TITIKTEMU.CO - Presiden Prabowo Subianto kembali menegaskan sikap keras pemerintahannya terhadap praktik korupsi, khususnya permainan mark up anggaran yang dilakukan oleh oknum birokrat maupun pejabat.
Pesan tegas ini ia sampaikan pada Puncak Peringatan Hari Guru Nasional 2025 di Jakarta, Jumat, 28 November 2025.
Dalam pidatonya, Prabowo secara terbuka meminta dukungan publik untuk bersama-sama mengawasi penyalahgunaan anggaran negara.
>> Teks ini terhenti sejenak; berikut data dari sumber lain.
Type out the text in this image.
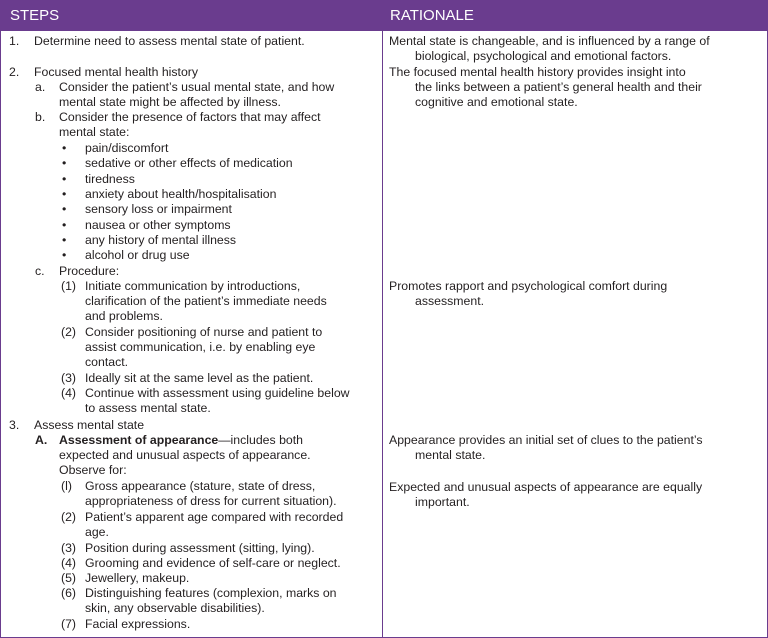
STEPS	RATIONALE
1. Determine need to assess mental state of patient.
2. Focused mental health history
a. Consider the patient’s usual mental state, and how
mental state might be affected by illness.
b. Consider the presence of factors that may affect
mental state:
• pain/discomfort
• sedative or other effects of medication
• tiredness
• anxiety about health/hospitalisation
• sensory loss or impairment
• nausea or other symptoms
• any history of mental illness
• alcohol or drug use
c. Procedure:
(1) Initiate communication by introductions,
clarification of the patient’s immediate needs
and problems.
(2) Consider positioning of nurse and patient to
assist communication, i.e. by enabling eye
contact.
(3) Ideally sit at the same level as the patient.
(4) Continue with assessment using guideline below
to assess mental state.
3. Assess mental state
A. Assessment of appearance—includes both
expected and unusual aspects of appearance.
Observe for:
(l) Gross appearance (stature, state of dress,
appropriateness of dress for current situation).
(2) Patient’s apparent age compared with recorded
age.
(3) Position during assessment (sitting, lying).
(4) Grooming and evidence of self-care or neglect.
(5) Jewellery, makeup.
(6) Distinguishing features (complexion, marks on
skin, any observable disabilities).
(7) Facial expressions.
Mental state is changeable, and is influenced by a range of
biological, psychological and emotional factors.
The focused mental health history provides insight into
the links between a patient’s general health and their
cognitive and emotional state.
Promotes rapport and psychological comfort during
assessment.
Appearance provides an initial set of clues to the patient’s
mental state.
Expected and unusual aspects of appearance are equally
important.
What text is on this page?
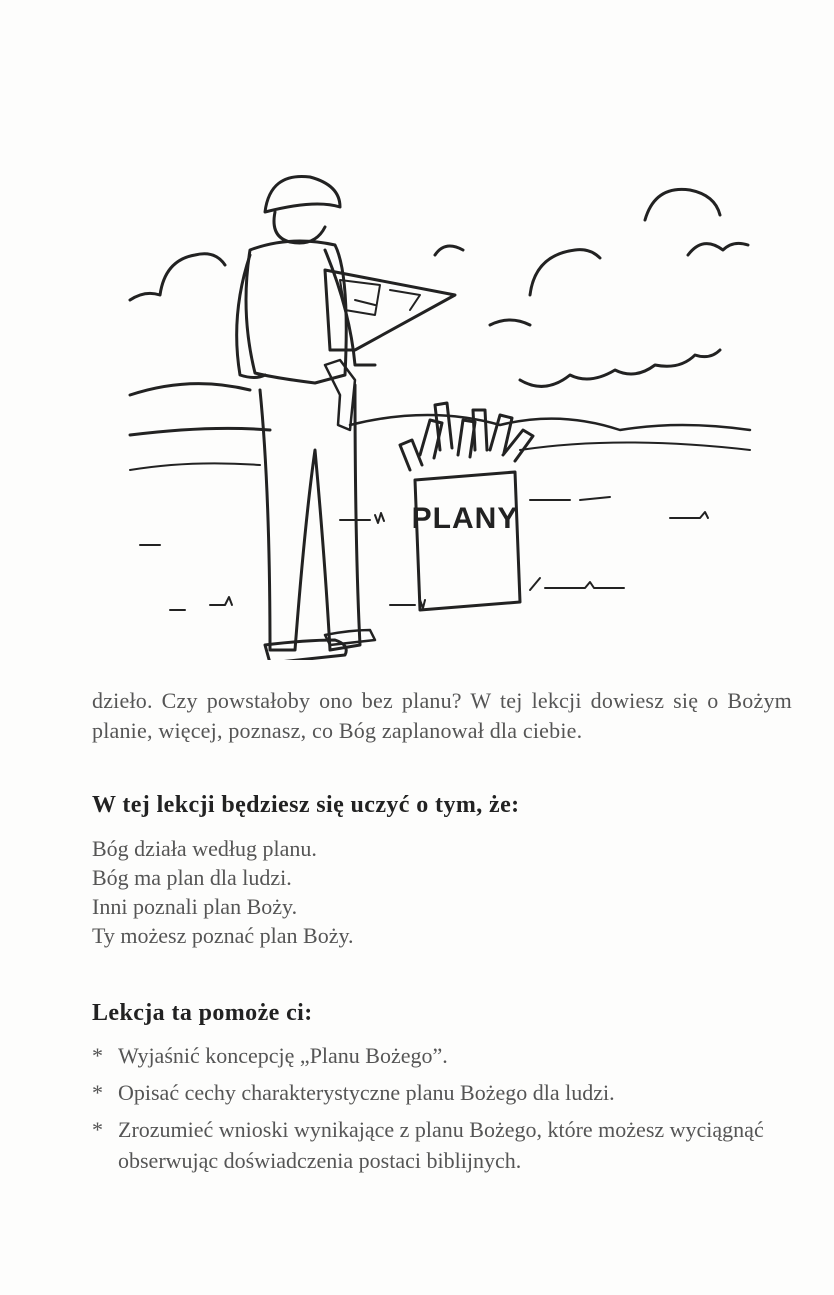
PLANY

dzieło. Czy powstałoby ono bez planu? W tej lekcji dowiesz się o Bożym planie, więcej, poznasz, co Bóg zaplanował dla ciebie.

W tej lekcji będziesz się uczyć o tym, że:
Bóg działa według planu.
Bóg ma plan dla ludzi.
Inni poznali plan Boży.
Ty możesz poznać plan Boży.
Lekcja ta pomoże ci:
* Wyjaśnić koncepcję „Planu Bożego”.
* Opisać cechy charakterystyczne planu Bożego dla ludzi.
* Zrozumieć wnioski wynikające z planu Bożego, które możesz wyciągnąć obserwując doświadczenia postaci biblijnych.
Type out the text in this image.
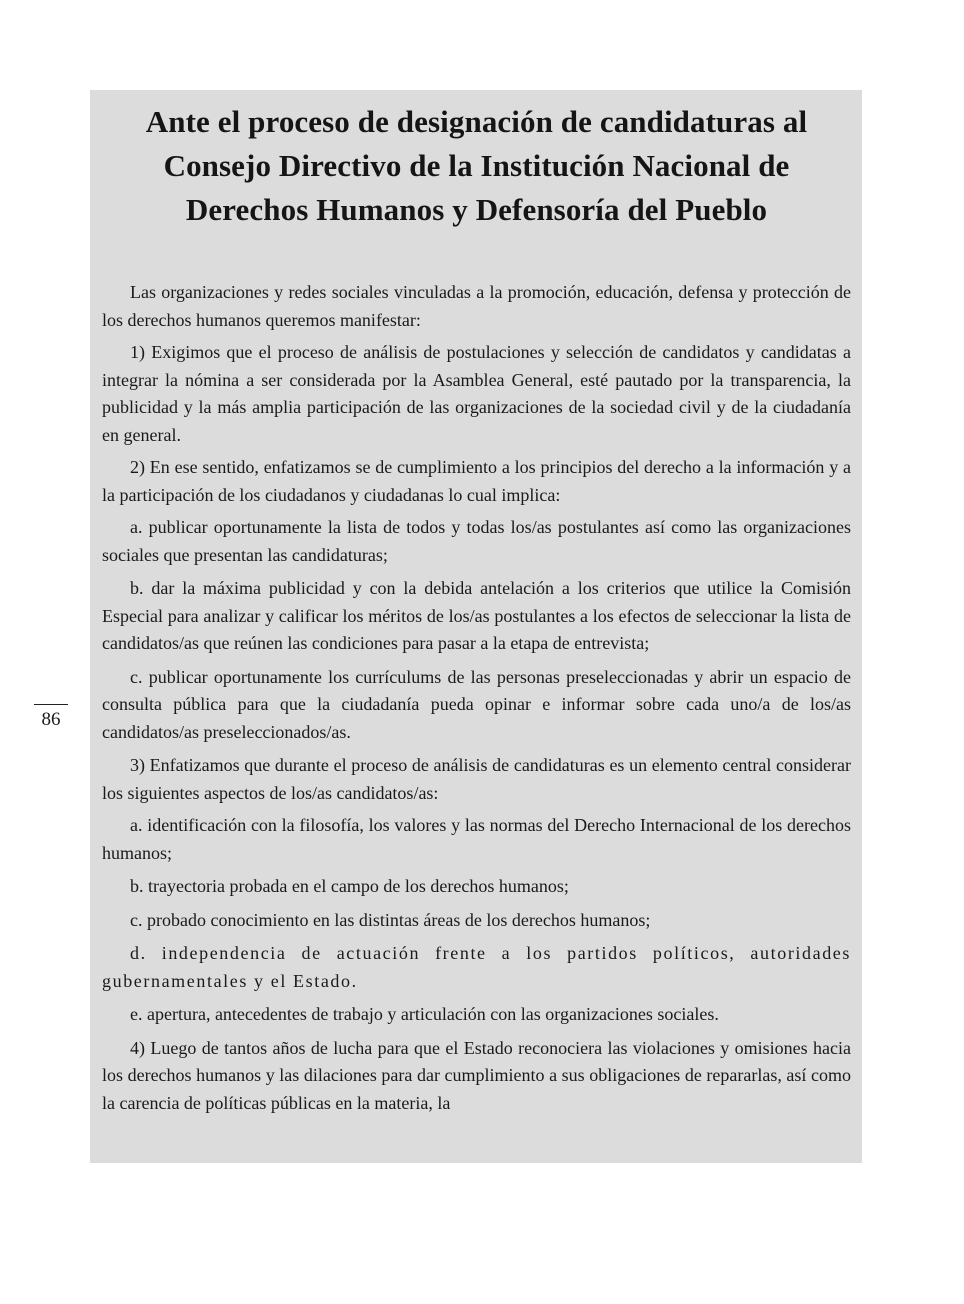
86
Ante el proceso de designación de candidaturas al Consejo Directivo de la Institución Nacional de Derechos Humanos y Defensoría del Pueblo

Las organizaciones y redes sociales vinculadas a la promoción, educación, defensa y protección de los derechos humanos queremos manifestar:

1) Exigimos que el proceso de análisis de postulaciones y selección de candidatos y candidatas a integrar la nómina a ser considerada por la Asamblea General, esté pautado por la transparencia, la publicidad y la más amplia participación de las organizaciones de la sociedad civil y de la ciudadanía en general.

2) En ese sentido, enfatizamos se de cumplimiento a los principios del derecho a la información y a la participación de los ciudadanos y ciudadanas lo cual implica:

a. publicar oportunamente la lista de todos y todas los/as postulantes así como las organizaciones sociales que presentan las candidaturas;

b. dar la máxima publicidad y con la debida antelación a los criterios que utilice la Comisión Especial para analizar y calificar los méritos de los/as postulantes a los efectos de seleccionar la lista de candidatos/as que reúnen las condiciones para pasar a la etapa de entrevista;

c. publicar oportunamente los currículums de las personas preseleccionadas y abrir un espacio de consulta pública para que la ciudadanía pueda opinar e informar sobre cada uno/a de los/as candidatos/as preseleccionados/as.

3) Enfatizamos que durante el proceso de análisis de candidaturas es un elemento central considerar los siguientes aspectos de los/as candidatos/as:

a. identificación con la filosofía, los valores y las normas del Derecho Internacional de los derechos humanos;

b. trayectoria probada en el campo de los derechos humanos;

c. probado conocimiento en las distintas áreas de los derechos humanos;

d. independencia de actuación frente a los partidos políticos, autoridades gubernamentales y el Estado.

e. apertura, antecedentes de trabajo y articulación con las organizaciones sociales.

4) Luego de tantos años de lucha para que el Estado reconociera las violaciones y omisiones hacia los derechos humanos y las dilaciones para dar cumplimiento a sus obligaciones de repararlas, así como la carencia de políticas públicas en la materia, la
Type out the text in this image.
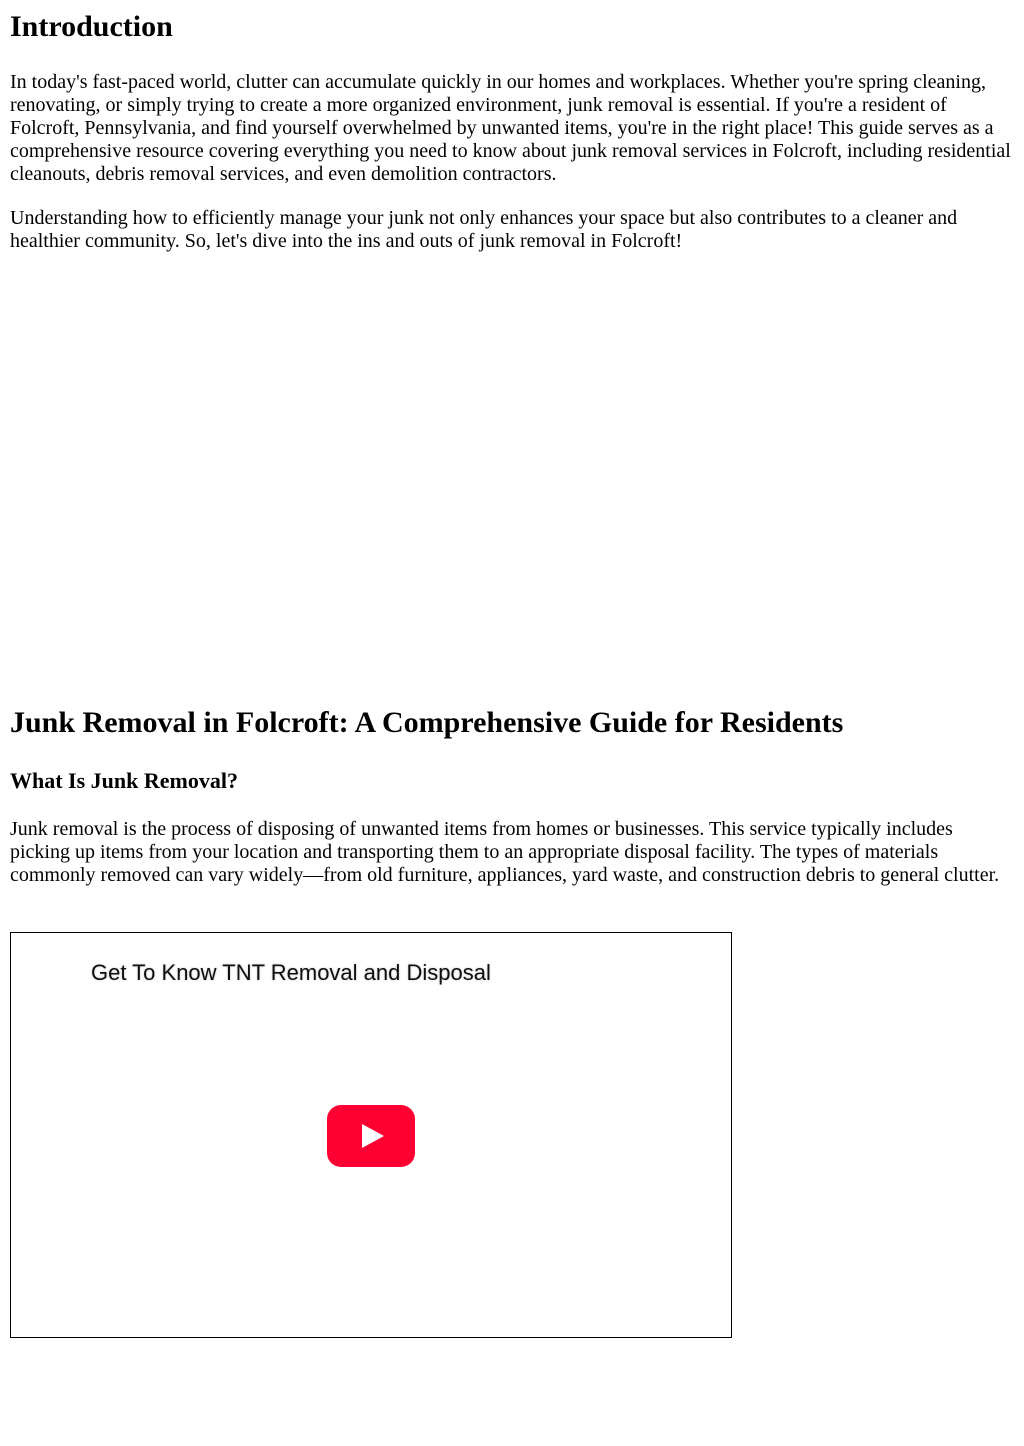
Introduction

In today's fast-paced world, clutter can accumulate quickly in our homes and workplaces. Whether you're spring cleaning, renovating, or simply trying to create a more organized environment, junk removal is essential. If you're a resident of Folcroft, Pennsylvania, and find yourself overwhelmed by unwanted items, you're in the right place! This guide serves as a comprehensive resource covering everything you need to know about junk removal services in Folcroft, including residential cleanouts, debris removal services, and even demolition contractors.

Understanding how to efficiently manage your junk not only enhances your space but also contributes to a cleaner and healthier community. So, let's dive into the ins and outs of junk removal in Folcroft!

Junk Removal in Folcroft: A Comprehensive Guide for Residents
What Is Junk Removal?

Junk removal is the process of disposing of unwanted items from homes or businesses. This service typically includes picking up items from your location and transporting them to an appropriate disposal facility. The types of materials commonly removed can vary widely—from old furniture, appliances, yard waste, and construction debris to general clutter.

Get To Know TNT Removal and Disposal
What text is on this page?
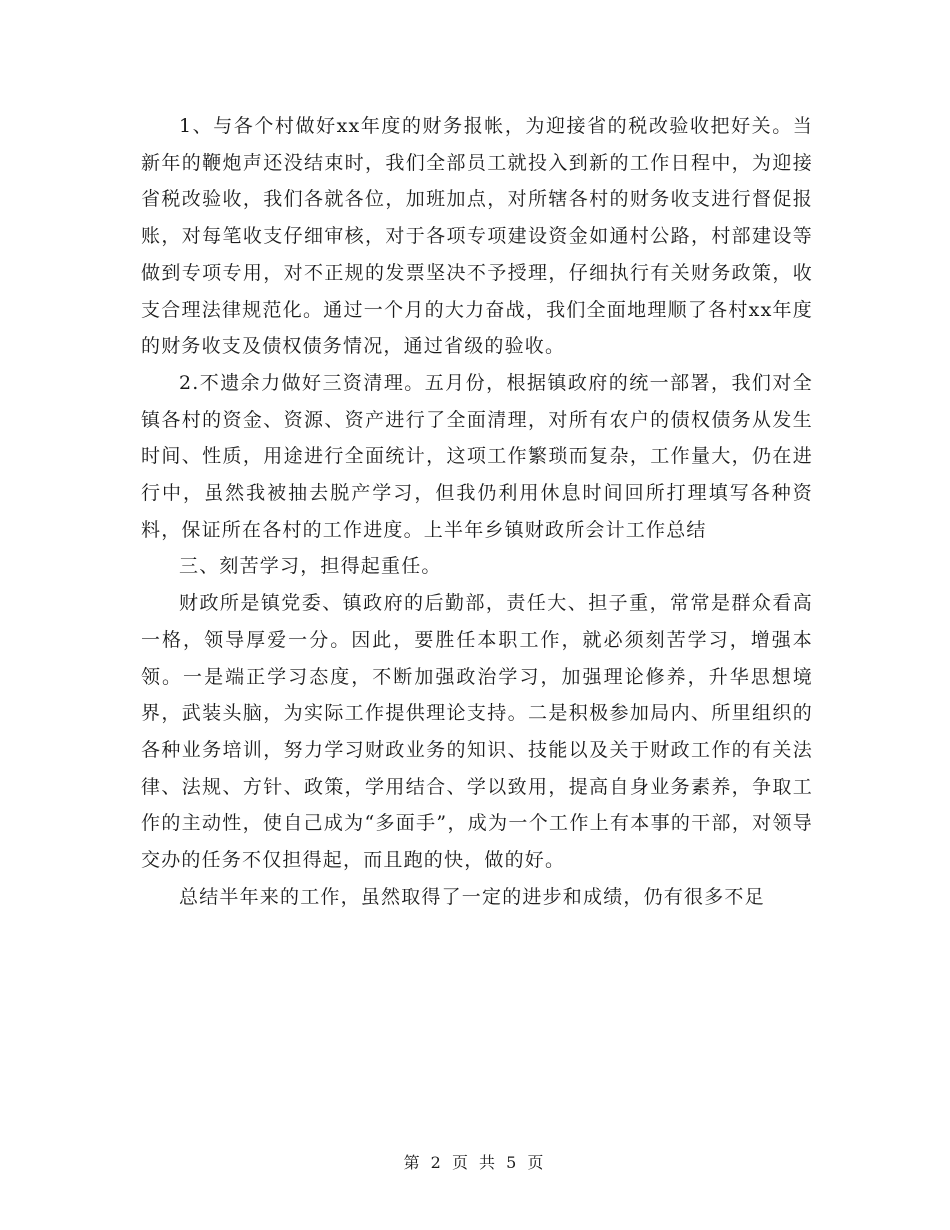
1、与各个村做好xx年度的财务报帐，为迎接省的税改验收把好关。当新年的鞭炮声还没结束时，我们全部员工就投入到新的工作日程中，为迎接省税改验收，我们各就各位，加班加点，对所辖各村的财务收支进行督促报账，对每笔收支仔细审核，对于各项专项建设资金如通村公路，村部建设等做到专项专用，对不正规的发票坚决不予授理，仔细执行有关财务政策，收支合理法律规范化。通过一个月的大力奋战，我们全面地理顺了各村xx年度的财务收支及债权债务情况，通过省级的验收。

2.不遗余力做好三资清理。五月份，根据镇政府的统一部署，我们对全镇各村的资金、资源、资产进行了全面清理，对所有农户的债权债务从发生时间、性质，用途进行全面统计，这项工作繁琐而复杂，工作量大，仍在进行中，虽然我被抽去脱产学习，但我仍利用休息时间回所打理填写各种资料，保证所在各村的工作进度。上半年乡镇财政所会计工作总结

三、刻苦学习，担得起重任。

财政所是镇党委、镇政府的后勤部，责任大、担子重，常常是群众看高一格，领导厚爱一分。因此，要胜任本职工作，就必须刻苦学习，增强本领。一是端正学习态度，不断加强政治学习，加强理论修养，升华思想境界，武装头脑，为实际工作提供理论支持。二是积极参加局内、所里组织的各种业务培训，努力学习财政业务的知识、技能以及关于财政工作的有关法律、法规、方针、政策，学用结合、学以致用，提高自身业务素养，争取工作的主动性，使自己成为“多面手”，成为一个工作上有本事的干部，对领导交办的任务不仅担得起，而且跑的快，做的好。

总结半年来的工作，虽然取得了一定的进步和成绩，仍有很多不足

第 2 页 共 5 页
Ia menegaskan bahwa pemerintah tidak bisa bekerja sendirian untuk membersihkan praktik kecurangan yang telah lama merugikan rakyat.
“Masalahnya adalah, saya mohon dukungan saudara-saudara, kita harus memberantas korupsi dari Indonesia ini,” ucapnya lantang.
Sorotan Presiden terhadap Mark Up yang Masih Bersemi
Dalam kesempatan itu, Prabowo menyinggung fenomena mark up anggaran yang masih terjadi di sejumlah instansi pemerintah.
Dengan nada serius, ia memperingatkan para pejabat dan birokrat yang masih “bermain” dengan uang negara.
“Anggaran dirong-rong, mark-up di mana-mana. Saya minta menteri-menteri awasi anak buahmu, awasi pejabat-pejabatmu,” katanya.
Prabowo menegaskan bahwa ia sangat memahami berbagai trik dan modus yang dipakai oknum untuk memperbesar anggaran demi keuntungan pribadi.
Ia bahkan menyebut bahwa sebagian manipulasi anggaran dilakukan secara ekstrem—harga barang yang seharusnya Rp1 juta bisa dinaikkan hingga ratusan kali lipat.
“Barang harganya Rp1 juta, dinaikin 150 kali. Jangan kira saya tidak tahu,” tegasnya, membuat suasana ruangan seketika hening.